We can accept the message
of an inconvenient pregnancy
when it is announced by an angel,
not by the little girl around the corner.
We can tolerate a message
of conflict and ambiguity
when the pain is already a millennia old.
We can embrace the work of discipleship
when it doesn't get our hands dirty
or our feet wet.
A voice in the desert cries, “Prepare the way for the Lord!”
It's a bit more challenging
when the message is immediate
and the messenger is,
well...
downright scary or even a little crazy.
In my own neighborhood
a tenacious homeless encampment
has taken over part of our local park.
As soon as police or social service workers
move them out--
they return.
It's a small park, as city parks go,
tucked away in an all but forgotten neighborhood.

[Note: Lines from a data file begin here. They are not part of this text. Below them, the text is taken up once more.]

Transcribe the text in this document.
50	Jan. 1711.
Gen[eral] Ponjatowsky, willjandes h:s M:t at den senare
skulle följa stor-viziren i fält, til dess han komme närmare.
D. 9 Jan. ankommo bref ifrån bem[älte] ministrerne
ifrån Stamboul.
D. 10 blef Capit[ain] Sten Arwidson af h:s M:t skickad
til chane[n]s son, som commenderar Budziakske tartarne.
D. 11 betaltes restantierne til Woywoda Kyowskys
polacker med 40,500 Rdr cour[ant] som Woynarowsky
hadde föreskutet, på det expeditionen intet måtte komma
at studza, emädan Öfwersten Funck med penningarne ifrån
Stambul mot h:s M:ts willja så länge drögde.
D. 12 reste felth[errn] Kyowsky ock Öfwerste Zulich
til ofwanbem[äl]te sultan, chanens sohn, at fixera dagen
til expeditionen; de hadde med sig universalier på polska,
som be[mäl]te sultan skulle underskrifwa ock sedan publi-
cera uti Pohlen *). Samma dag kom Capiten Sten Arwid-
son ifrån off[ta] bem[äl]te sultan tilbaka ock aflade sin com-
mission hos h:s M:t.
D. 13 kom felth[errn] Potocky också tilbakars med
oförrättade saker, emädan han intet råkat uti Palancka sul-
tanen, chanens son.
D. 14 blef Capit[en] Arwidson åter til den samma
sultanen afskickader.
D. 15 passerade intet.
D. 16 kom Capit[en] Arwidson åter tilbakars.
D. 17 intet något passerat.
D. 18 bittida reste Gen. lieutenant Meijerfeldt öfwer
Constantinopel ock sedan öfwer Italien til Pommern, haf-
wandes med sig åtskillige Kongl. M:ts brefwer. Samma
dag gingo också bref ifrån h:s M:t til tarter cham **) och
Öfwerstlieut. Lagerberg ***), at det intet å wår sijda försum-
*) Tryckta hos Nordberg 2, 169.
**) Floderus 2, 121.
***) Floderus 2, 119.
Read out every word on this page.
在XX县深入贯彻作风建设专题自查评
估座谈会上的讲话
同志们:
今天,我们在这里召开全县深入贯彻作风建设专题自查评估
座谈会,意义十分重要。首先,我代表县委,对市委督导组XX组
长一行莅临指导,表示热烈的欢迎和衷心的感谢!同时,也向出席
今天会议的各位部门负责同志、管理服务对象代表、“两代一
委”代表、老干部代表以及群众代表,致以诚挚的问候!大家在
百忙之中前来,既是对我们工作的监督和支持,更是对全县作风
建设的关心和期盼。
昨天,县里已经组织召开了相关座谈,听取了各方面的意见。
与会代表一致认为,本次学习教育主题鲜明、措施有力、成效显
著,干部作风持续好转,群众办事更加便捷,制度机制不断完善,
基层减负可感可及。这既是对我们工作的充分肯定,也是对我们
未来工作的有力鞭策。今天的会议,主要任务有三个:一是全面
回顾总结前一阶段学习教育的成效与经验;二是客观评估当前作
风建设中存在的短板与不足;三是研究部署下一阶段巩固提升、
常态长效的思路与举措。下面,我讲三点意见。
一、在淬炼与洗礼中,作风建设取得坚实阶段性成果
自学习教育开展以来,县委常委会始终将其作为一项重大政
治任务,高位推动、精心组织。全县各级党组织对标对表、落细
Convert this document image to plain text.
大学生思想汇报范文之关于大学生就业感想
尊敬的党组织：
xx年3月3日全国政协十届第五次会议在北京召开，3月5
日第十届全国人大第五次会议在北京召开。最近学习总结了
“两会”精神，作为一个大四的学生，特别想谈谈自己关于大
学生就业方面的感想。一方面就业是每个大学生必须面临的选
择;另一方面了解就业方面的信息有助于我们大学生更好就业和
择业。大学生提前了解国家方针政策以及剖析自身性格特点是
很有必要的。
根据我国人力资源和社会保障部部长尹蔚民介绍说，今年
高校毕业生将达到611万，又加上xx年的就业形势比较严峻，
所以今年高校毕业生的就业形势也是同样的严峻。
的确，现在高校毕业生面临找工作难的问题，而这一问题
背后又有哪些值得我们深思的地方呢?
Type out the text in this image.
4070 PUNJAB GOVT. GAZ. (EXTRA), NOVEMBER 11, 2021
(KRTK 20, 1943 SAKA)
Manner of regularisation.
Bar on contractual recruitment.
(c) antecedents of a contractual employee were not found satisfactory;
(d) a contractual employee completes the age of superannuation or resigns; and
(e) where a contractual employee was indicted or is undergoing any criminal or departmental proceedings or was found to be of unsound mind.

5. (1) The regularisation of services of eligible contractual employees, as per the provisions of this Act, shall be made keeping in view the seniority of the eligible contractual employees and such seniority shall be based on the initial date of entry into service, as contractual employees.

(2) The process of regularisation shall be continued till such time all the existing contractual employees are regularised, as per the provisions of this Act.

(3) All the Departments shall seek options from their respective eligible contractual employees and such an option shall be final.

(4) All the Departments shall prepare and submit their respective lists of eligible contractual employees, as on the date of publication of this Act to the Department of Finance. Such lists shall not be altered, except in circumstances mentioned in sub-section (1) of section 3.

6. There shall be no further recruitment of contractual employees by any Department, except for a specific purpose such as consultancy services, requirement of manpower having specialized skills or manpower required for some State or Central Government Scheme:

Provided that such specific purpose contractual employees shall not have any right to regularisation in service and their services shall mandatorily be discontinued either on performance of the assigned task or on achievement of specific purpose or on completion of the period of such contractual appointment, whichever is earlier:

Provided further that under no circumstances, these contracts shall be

It is beloved by those who live nearby--
a beautifully wooded green space
for children to swing,
dogs to chase balls,
and couples to sit on benches
and dream.
It's not in the plan to gaze out
on makeshift tents
and mounds of garbage bags.
Not in the plan to step on
used needles
or empty MD 20/20 bottles.
It's not in the playbook
to encounter the stranger right there among us.
But, if we are listening,
the unlikely,
unwanted,
unkempt messengers of Stanbury Park
have a message to share this Advent--
one that holds a mirror up to our culture;
to our way of dealing with addiction,
spiraling housing costs,
ruptured families,
the aftershocks of mental illness.
How do we prepare a way for the Lord in Stanbury Park?
In your own community,
the messengers from the brambly edges
and forgotten margins
will look and sound quite different.
Their messages will invite you
into different risks
and different questions.
They will take you on different journeys
down different roads.
But one thing we may all have in common--
we tend to focus on the destination,
not the road that takes us there.
Yet, it is on the road--
in the engagement with the stranger,
in the struggle over what is just and right,
in the uncomfortable messiness of life;
that we will encounter the Lord.
God is in the homeless encampments
and the halfway houses;
the urgent care clinics
and border crossings.
God is in the rest stops
and train crossings
and forgotten neighborhoods.
God is on the road we are called to prepare.
When we join John,
and Mary,
and Joseph
in the sometimes frightening,
often dirty,
always risky work of preparing the way,
we will discover that
God
is right there on the road beside us.
Advent reminds us
that we are invited,
not just to hear the call of John,
but to echo that call with our lives.
The Gospel will continue to be preached
by people like John—
fearless prophets destined for a special mission.
But the Gospel must also be preached
on the road
by people just like us,
who struggle everyday
to find the right words to speak
and the courage to speak them.
The Word must be proclaimed
by men and women
who discover that God can be found
not only in triumph and success,
but in a neighborhood park,
and people struggling to survive.
God’s invitation
must come from people who can say,
“Here we are, Lord, use us.
Not because we are glib,
not because we are smart,
not because we have power
or authority
or position,
but because you have chosen
to place your Word
in broken and empty vessels.”
God’s Word will be preached by men and women
who have the courage to say,
"Yes" with Mary,
and then go wherever God's road may take us.
A voice in the desert, joined by the sound of many voices, cries, “Prepare the way for the Lord!”